His long relationship with fellow Navan man Hector O hEochagáin is also a well-worn road: there’s a tenderness between them, a fraternal affection that translates in their easy banter honed over years on iRadio and RTÉ. Here, though, on the The Tommy, Hector & Laurita Podcast, they are delightfully unleashed together. Unconstrained by national broadcaster diktats or content directors, they can range through subjects from Italia 90 to Buddhist tenets, to matters prostate with a kind of two-shorten-the-road glee and stumble.
The format is loose: we’re largely in the People Just Having a Chat podcast genre, though there’s clearly practice here too, with some stories that have been told and honed and polished until they gleam
Laurita Blewitt, the “token woman” as she calls herself (it’s Tiernan who refers to her as the randy aunt), is actually more the straight man in this triple act, occasionally pearl clutching, sometimes a scold. But over the course of the hundred-plus episodes, she finds a voice between the grandstands, an Ah hereness that keeps her co-hosts from getting too carried away with their own hilarity. She gets some zingers in too.
The format is loose: we’re largely in the People Just Having a Chat podcast genre, though there’s clearly practice here too, with some stories that have been told and honed and polished until they gleam, while others meander off like shaggy dogs on a boreen. But the advantage of this general unscriptedness is the intimacy that informality can bring, the possibility that something new and revelatory will slip out. The risk is self-indulgence, thigh-slapping yukkery on high volume, humour as a way to keep your guard up. Tommy, Hector and Laurita represent this bargain made: at best it’s sharp and honest and surprising. (See also: funny). But at times it’s two men shouting over a woman in a pub, or failing to read the room.

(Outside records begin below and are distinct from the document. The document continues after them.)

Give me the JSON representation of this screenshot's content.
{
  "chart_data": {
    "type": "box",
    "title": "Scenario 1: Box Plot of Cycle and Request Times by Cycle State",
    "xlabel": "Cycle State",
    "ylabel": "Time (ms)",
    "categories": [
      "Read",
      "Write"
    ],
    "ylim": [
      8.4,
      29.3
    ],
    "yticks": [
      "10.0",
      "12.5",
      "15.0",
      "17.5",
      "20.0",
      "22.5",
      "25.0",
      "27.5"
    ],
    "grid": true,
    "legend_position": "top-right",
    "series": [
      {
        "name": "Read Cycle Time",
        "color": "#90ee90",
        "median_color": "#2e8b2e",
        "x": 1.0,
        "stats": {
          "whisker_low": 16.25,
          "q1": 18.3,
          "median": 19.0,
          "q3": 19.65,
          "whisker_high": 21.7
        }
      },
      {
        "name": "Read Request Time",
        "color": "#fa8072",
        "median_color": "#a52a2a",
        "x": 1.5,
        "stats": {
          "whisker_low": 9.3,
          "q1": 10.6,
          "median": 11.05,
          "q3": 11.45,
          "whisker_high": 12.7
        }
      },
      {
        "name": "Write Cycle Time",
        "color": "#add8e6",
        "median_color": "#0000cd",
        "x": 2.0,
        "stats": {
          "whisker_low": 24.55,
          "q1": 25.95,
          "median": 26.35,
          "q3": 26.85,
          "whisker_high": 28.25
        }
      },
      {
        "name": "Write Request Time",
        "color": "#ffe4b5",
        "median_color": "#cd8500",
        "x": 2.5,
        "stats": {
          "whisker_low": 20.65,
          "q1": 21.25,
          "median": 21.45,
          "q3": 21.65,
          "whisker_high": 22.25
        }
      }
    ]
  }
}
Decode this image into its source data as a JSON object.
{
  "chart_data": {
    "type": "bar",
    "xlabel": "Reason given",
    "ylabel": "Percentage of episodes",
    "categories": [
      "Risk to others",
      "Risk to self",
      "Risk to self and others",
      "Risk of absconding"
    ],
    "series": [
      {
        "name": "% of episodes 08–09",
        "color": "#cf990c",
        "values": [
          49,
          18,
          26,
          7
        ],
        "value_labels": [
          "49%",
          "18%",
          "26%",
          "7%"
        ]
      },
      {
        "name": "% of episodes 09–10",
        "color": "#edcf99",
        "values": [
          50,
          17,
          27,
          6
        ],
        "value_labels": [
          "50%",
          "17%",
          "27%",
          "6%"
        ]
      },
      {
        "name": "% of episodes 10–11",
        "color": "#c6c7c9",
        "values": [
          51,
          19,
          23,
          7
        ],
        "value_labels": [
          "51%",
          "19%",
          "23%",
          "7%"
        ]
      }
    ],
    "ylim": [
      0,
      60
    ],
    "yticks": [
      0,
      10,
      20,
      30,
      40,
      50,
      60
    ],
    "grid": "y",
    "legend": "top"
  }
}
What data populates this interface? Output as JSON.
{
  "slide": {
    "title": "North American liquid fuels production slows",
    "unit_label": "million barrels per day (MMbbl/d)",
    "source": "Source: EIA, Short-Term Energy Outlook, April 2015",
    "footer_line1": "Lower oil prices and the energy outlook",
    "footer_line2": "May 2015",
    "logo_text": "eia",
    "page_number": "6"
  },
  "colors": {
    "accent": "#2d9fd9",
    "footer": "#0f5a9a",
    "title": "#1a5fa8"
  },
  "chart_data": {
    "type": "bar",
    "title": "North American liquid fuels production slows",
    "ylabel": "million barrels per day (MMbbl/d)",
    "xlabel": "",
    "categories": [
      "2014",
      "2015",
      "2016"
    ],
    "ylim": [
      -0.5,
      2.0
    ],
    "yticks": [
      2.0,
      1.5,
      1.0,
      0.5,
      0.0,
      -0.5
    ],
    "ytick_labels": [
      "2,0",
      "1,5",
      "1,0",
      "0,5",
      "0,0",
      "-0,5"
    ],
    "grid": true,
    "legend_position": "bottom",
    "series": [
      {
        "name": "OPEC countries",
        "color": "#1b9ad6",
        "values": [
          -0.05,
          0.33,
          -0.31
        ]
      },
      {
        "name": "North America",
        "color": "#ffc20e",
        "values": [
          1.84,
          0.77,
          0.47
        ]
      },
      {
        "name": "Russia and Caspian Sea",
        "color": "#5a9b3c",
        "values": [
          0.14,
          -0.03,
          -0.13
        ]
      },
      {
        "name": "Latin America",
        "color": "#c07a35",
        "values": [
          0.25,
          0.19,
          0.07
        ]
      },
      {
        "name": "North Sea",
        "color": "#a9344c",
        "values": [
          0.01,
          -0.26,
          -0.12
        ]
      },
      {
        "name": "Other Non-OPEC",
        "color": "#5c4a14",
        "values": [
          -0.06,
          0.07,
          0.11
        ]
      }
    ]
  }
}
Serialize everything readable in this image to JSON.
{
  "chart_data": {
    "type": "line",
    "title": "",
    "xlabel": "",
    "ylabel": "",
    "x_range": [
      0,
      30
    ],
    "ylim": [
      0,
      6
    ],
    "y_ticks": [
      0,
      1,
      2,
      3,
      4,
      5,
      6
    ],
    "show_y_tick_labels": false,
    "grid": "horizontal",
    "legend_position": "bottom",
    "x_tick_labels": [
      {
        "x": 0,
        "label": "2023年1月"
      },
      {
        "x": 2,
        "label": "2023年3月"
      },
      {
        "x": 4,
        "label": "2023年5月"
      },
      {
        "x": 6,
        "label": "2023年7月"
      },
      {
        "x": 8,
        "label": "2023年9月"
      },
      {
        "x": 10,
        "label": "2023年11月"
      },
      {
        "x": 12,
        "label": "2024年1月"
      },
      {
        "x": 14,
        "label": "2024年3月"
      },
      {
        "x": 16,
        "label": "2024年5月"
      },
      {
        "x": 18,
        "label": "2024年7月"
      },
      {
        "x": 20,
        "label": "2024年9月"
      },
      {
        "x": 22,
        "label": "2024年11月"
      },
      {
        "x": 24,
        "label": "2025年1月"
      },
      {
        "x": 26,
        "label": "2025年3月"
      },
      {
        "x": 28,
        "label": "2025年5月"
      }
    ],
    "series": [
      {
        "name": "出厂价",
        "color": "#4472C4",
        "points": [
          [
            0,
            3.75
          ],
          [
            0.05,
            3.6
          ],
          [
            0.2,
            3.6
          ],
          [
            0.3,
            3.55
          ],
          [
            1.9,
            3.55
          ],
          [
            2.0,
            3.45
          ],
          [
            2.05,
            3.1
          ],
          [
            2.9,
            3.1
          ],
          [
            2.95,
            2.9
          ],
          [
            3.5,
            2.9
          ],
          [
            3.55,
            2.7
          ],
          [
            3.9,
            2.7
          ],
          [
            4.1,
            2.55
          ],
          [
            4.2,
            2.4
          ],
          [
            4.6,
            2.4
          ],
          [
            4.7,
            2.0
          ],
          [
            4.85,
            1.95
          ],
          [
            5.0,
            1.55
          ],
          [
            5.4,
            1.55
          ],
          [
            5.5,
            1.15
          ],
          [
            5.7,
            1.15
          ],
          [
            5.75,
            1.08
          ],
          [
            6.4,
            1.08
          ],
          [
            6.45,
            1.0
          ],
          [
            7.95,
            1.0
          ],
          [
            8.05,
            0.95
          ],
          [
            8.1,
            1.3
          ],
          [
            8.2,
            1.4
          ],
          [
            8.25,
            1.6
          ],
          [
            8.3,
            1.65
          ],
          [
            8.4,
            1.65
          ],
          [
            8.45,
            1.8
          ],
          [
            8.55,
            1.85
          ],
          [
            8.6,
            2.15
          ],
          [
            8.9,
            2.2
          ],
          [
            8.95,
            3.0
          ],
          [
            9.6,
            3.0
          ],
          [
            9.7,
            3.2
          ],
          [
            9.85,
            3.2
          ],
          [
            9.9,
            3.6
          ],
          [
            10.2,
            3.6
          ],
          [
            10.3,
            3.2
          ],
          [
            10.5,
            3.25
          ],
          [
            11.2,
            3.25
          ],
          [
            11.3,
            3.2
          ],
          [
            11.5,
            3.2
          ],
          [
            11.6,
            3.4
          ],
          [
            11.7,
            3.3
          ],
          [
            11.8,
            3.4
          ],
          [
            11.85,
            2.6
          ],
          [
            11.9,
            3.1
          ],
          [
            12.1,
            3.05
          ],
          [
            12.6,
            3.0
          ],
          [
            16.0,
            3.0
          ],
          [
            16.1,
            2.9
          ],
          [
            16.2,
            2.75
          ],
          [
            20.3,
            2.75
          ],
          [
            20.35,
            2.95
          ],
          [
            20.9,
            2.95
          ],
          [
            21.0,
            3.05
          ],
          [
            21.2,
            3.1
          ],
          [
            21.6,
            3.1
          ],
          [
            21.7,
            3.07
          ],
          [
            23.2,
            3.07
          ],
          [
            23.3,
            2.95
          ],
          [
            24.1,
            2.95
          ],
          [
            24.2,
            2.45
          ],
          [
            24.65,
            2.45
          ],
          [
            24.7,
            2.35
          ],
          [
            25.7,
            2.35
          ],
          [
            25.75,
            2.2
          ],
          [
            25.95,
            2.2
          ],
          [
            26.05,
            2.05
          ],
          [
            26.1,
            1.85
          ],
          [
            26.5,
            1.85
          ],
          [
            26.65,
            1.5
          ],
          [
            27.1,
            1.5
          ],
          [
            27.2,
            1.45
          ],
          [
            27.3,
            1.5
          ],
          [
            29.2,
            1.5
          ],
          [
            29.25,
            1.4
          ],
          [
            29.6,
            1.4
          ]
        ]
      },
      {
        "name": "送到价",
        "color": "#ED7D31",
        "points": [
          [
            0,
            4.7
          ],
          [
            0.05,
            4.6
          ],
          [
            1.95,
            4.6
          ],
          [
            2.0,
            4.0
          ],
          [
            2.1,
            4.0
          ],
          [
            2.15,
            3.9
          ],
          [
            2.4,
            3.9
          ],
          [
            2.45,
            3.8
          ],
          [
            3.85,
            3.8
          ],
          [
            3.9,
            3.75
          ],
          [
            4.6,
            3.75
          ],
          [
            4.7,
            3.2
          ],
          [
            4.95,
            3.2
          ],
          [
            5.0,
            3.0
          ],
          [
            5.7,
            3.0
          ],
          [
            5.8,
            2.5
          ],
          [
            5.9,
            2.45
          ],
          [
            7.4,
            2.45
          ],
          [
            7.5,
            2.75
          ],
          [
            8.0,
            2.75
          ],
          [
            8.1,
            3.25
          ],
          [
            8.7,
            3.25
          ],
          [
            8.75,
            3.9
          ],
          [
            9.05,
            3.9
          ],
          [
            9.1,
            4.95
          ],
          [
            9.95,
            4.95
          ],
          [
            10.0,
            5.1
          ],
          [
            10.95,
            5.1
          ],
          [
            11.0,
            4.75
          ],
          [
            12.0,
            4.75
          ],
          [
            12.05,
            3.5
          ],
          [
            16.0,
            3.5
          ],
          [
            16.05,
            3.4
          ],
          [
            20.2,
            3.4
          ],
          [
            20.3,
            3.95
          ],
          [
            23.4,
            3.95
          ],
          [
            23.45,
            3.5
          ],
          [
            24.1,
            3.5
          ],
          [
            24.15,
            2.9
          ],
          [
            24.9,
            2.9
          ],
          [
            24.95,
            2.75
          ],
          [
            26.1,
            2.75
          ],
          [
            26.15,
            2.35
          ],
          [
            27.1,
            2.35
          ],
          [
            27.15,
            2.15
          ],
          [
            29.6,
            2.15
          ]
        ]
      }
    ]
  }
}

It’s all performance for a particular audience, and if you’re not of a certain age and persuasion, the references to Calor Gas heaters and Radiomulsion (Hector, we had this luminous delicacy in my house too, just to validate your memories) might not strike the same chord. But the language is rich and revelrous, from the man with “eyebrows like nettles” to the barking sofa of a dog and more, with poetry threaded through and stories wound around each other until they tie themselves in knots.
The gift two years in is in the glimpses of the people behind the performance, whose uncontrolled mouths and limitless craic unpeel a little to show us more of who they are behind, or rather within, it all. It’s funny and philosophical, and essentialist and annoying. (Tommy, just get your prostate checked already). Ultimately, Tommy, Hector and Laurita elevate having the chats to an artform. We’re the ones sitting at the next table over and cry-laughing into our pints.